Este término es muy significativo puesto que describe gráficamente el acomodo en el que, en ocasiones, todos podemos caer, y que, para otros, es un estado permanente.
Tal y como decíamos, la zona de confort es un espacio mental metafórico conformado por todos aquellos pensamientos relacionados con “ya estoy bien como estoy”.  En ella nos encontramos a gusto con todo y no pensamos en cambiar nada.

¿Que factores intervienen en la zona de confort?                                                                                     Esta zona la comprenden muchos factores.
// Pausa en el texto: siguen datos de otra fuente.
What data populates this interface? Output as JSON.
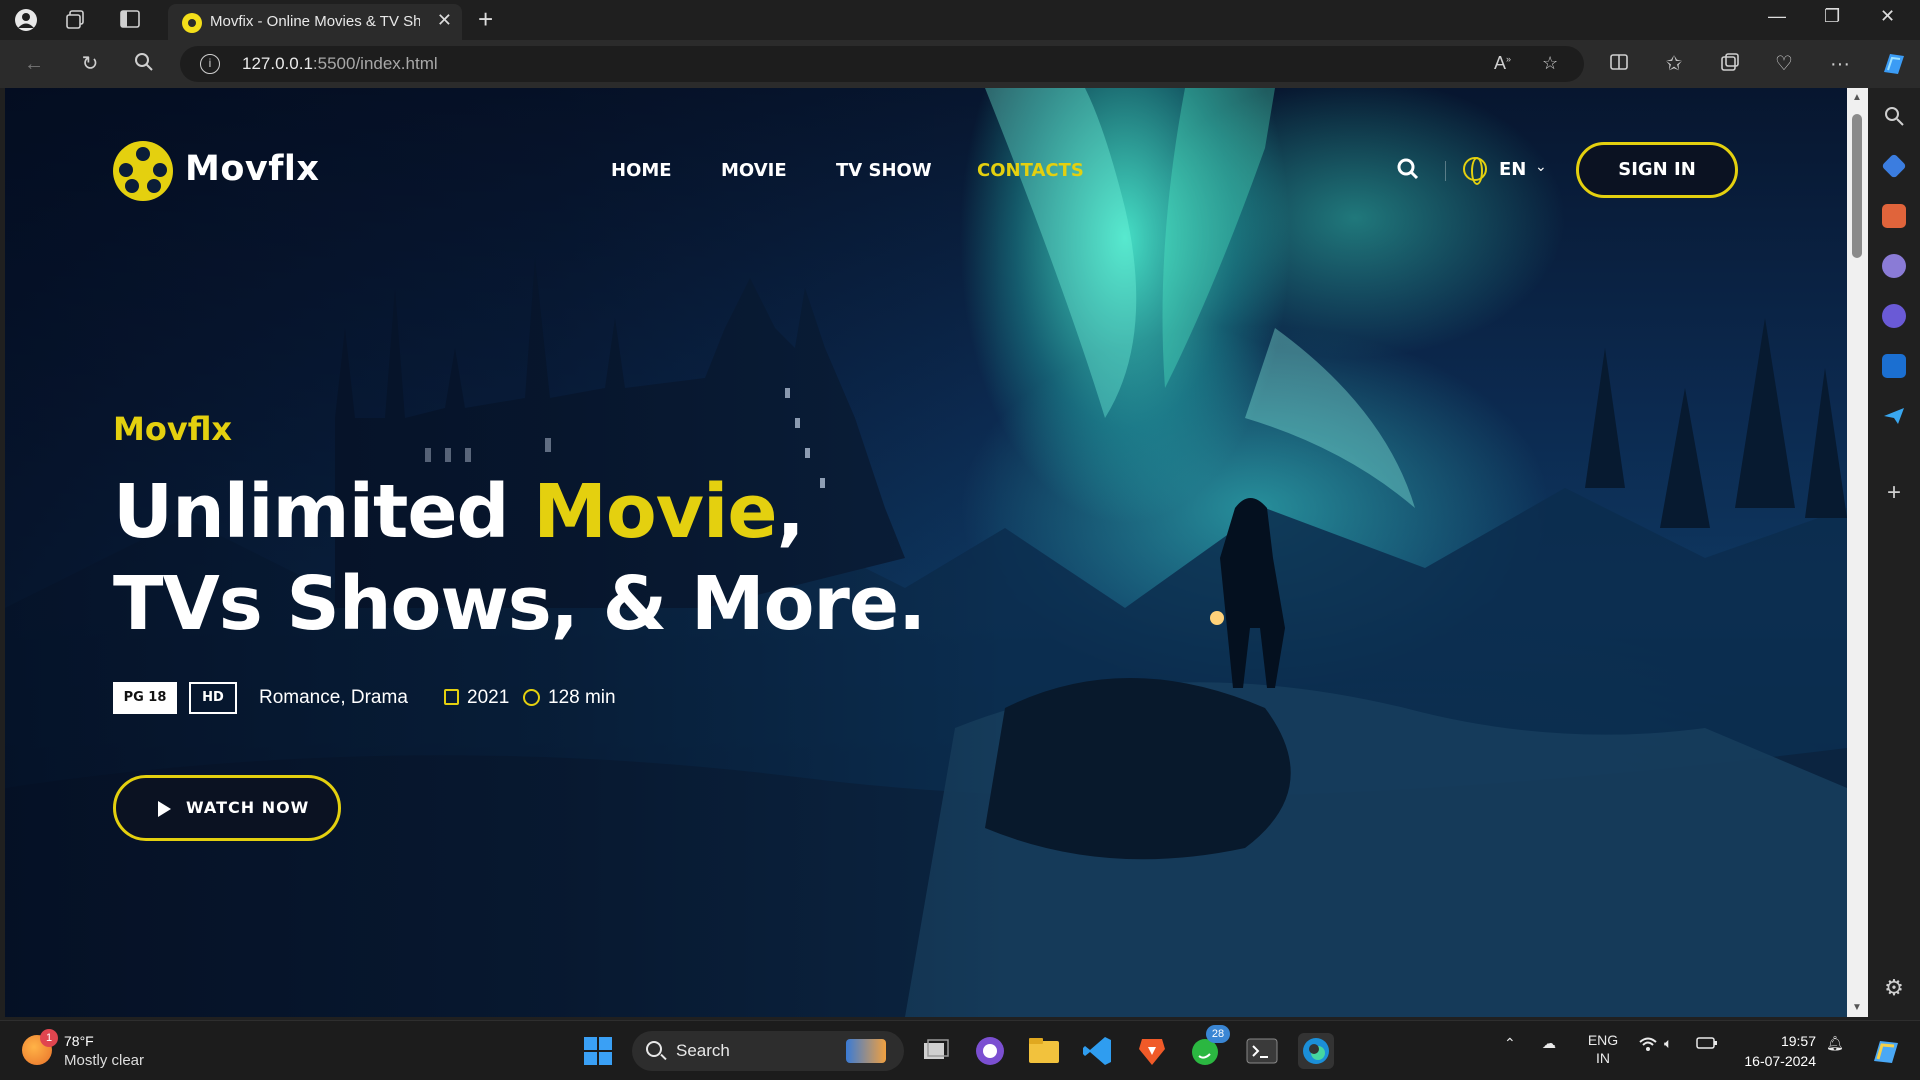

Entre ellos destacan las actividades diarias, los hábitos, las rutinas, los conocimientos, las habilidades, los comportamientos, etc.  Es el espacio donde estamos acostumbrados a vivir y donde conocemos todo aquello que nos rodea.  Las cosas se ven fáciles desde la zona de confort.  Nada “preocupa” porque nada es nuevo; sabemos qué, cómo y cuándo. 
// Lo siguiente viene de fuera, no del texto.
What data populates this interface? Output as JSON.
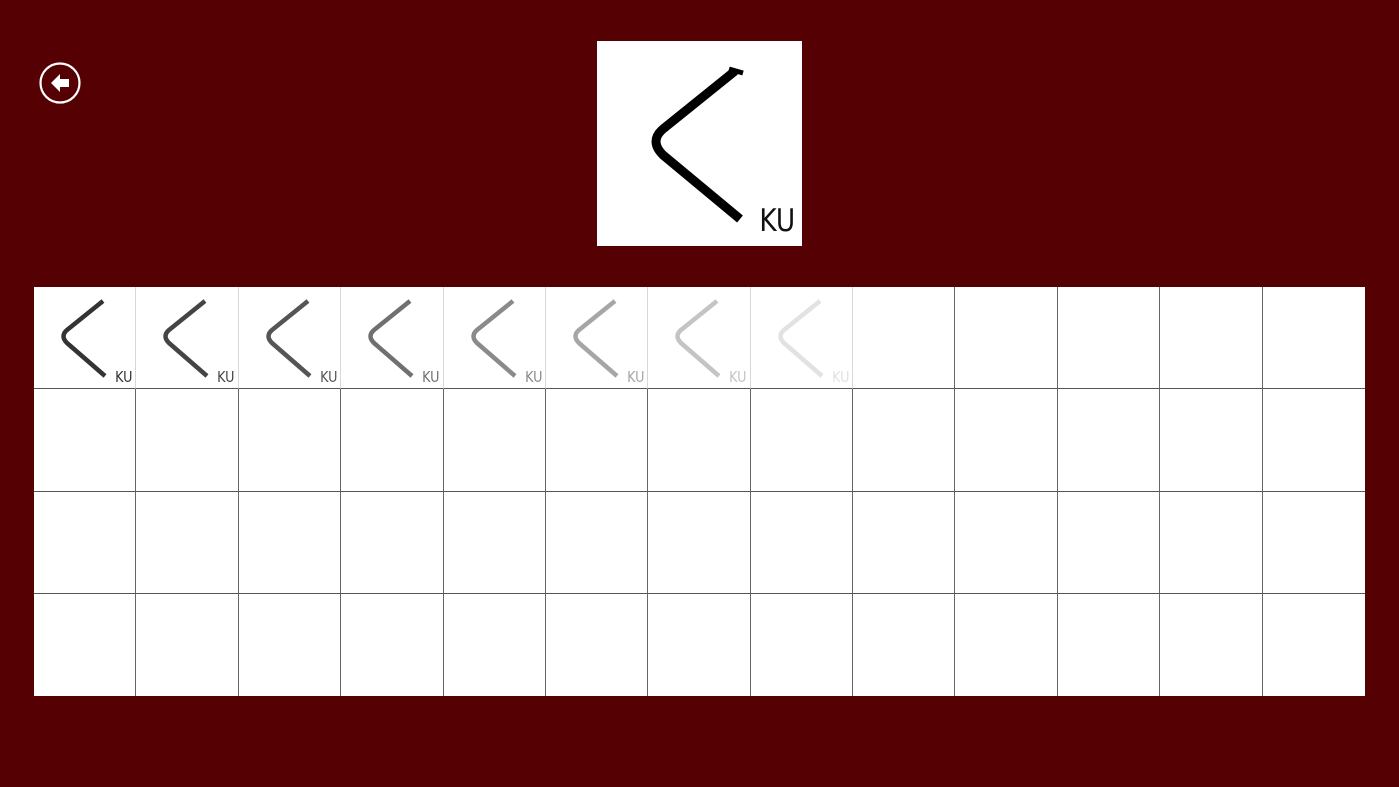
{
  "back_button": {
    "icon": "back-arrow-icon"
  },
  "hero": {
    "kana": "く",
    "romaji": "KU",
    "stroke_color": "#000000"
  },
  "practice": {
    "rows": 4,
    "cols": 13,
    "guide_romaji": "KU",
    "guide_colors": [
      "#333333",
      "#444444",
      "#555555",
      "#707070",
      "#8a8a8a",
      "#a6a6a6",
      "#c4c4c4",
      "#e2e2e2"
    ]
  },
  "colors": {
    "background": "#550003",
    "card": "#ffffff",
    "grid_line": "#555555"
  }
}
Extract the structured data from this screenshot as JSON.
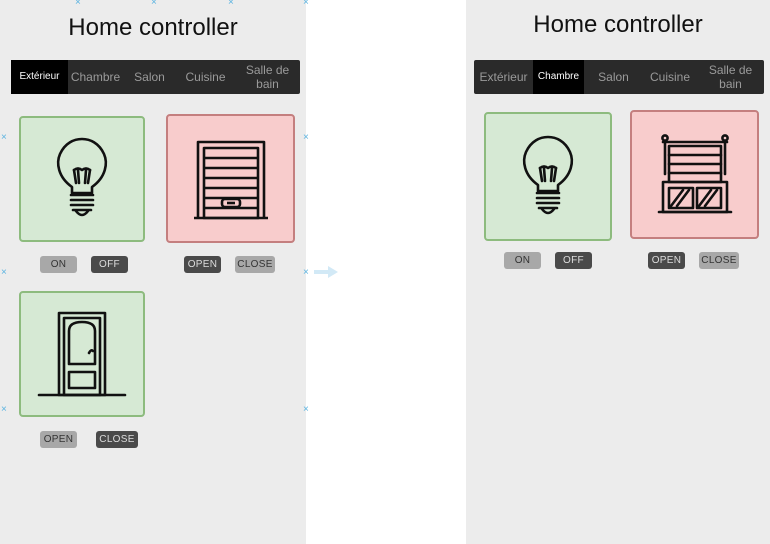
{
  "left_screen": {
    "title": "Home controller",
    "tabs": [
      {
        "label": "Extérieur",
        "active": true
      },
      {
        "label": "Chambre",
        "active": false
      },
      {
        "label": "Salon",
        "active": false
      },
      {
        "label": "Cuisine",
        "active": false
      },
      {
        "label": "Salle de bain",
        "active": false
      }
    ],
    "devices": [
      {
        "name": "bulb",
        "icon": "lightbulb-icon",
        "state": "green",
        "buttons": [
          "ON",
          "OFF"
        ]
      },
      {
        "name": "garage",
        "icon": "garage-door-icon",
        "state": "red",
        "buttons": [
          "OPEN",
          "CLOSE"
        ]
      },
      {
        "name": "door",
        "icon": "door-icon",
        "state": "green",
        "buttons": [
          "OPEN",
          "CLOSE"
        ]
      }
    ]
  },
  "right_screen": {
    "title": "Home controller",
    "tabs": [
      {
        "label": "Extérieur",
        "active": false
      },
      {
        "label": "Chambre",
        "active": true
      },
      {
        "label": "Salon",
        "active": false
      },
      {
        "label": "Cuisine",
        "active": false
      },
      {
        "label": "Salle de bain",
        "active": false
      }
    ],
    "devices": [
      {
        "name": "bulb",
        "icon": "lightbulb-icon",
        "state": "green",
        "buttons": [
          "ON",
          "OFF"
        ]
      },
      {
        "name": "blinds",
        "icon": "window-blinds-icon",
        "state": "red",
        "buttons": [
          "OPEN",
          "CLOSE"
        ]
      }
    ]
  },
  "colors": {
    "tile_green_bg": "#d6e9d4",
    "tile_red_bg": "#f8cccc",
    "tab_bar": "#2a2a2a",
    "tab_active": "#000000"
  }
}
El problema aparece cuando el tiempo que permanecemos encerrados en la zona de confort es proporcional al miedo a descubrir e intentar.  Es entonces cuando nos percatamos de que quizás hemos perdido oportunidades que podrían mejorar nuestra calidad de vida, nos realizarían a nivel profesional y personal, aumentarían nuestra autoestima, etc.  El miedo a lo nuevo se exterioriza muchas veces con pensamientos del tipo: “¿y si no sale bien?”, “¿y si fracaso?”, “¿qué pensarán los demás sobre esta decisión?”, etc.  Este tipo de preguntas definen muy bien lo que denominamos la “zona de pánico”.

La “zona de pánico
La zona de pánico o la de “no experiencia”, es aquella que nos frena, no nos deja elegir libremente, limita nuestros sueños y objetivos, así como nuestras capacidades.  Es la zona que nos impide salir de la zona de confort y entrar en la de la experiencia y el aprendizaje.
El miedo es una emoción que, si aparece de un modo funcional, puede invitar a la reflexión, a la cautela, a no decidir por impulsos o de forma precipitada, etc.  Ahora bien, cuando entramos en una zona de pánico en la que todo lo nuevo nos asusta, cuidado.  De ser así nunca podremos llevar a cabo aquello que nos propongamos por el famoso “y si…”, más concretamente, “y si todo cambia…”.
La zona de pánico crece con este pensamiento: “¿Y si salgo de mi zona de confort y todo cambia?”.  Cambiar no significa que perdamos lo que teníamos; esta es una idea que aterra a todos aquellos que deciden no salir de su zona de confort.  Las experiencias suman, no restan. 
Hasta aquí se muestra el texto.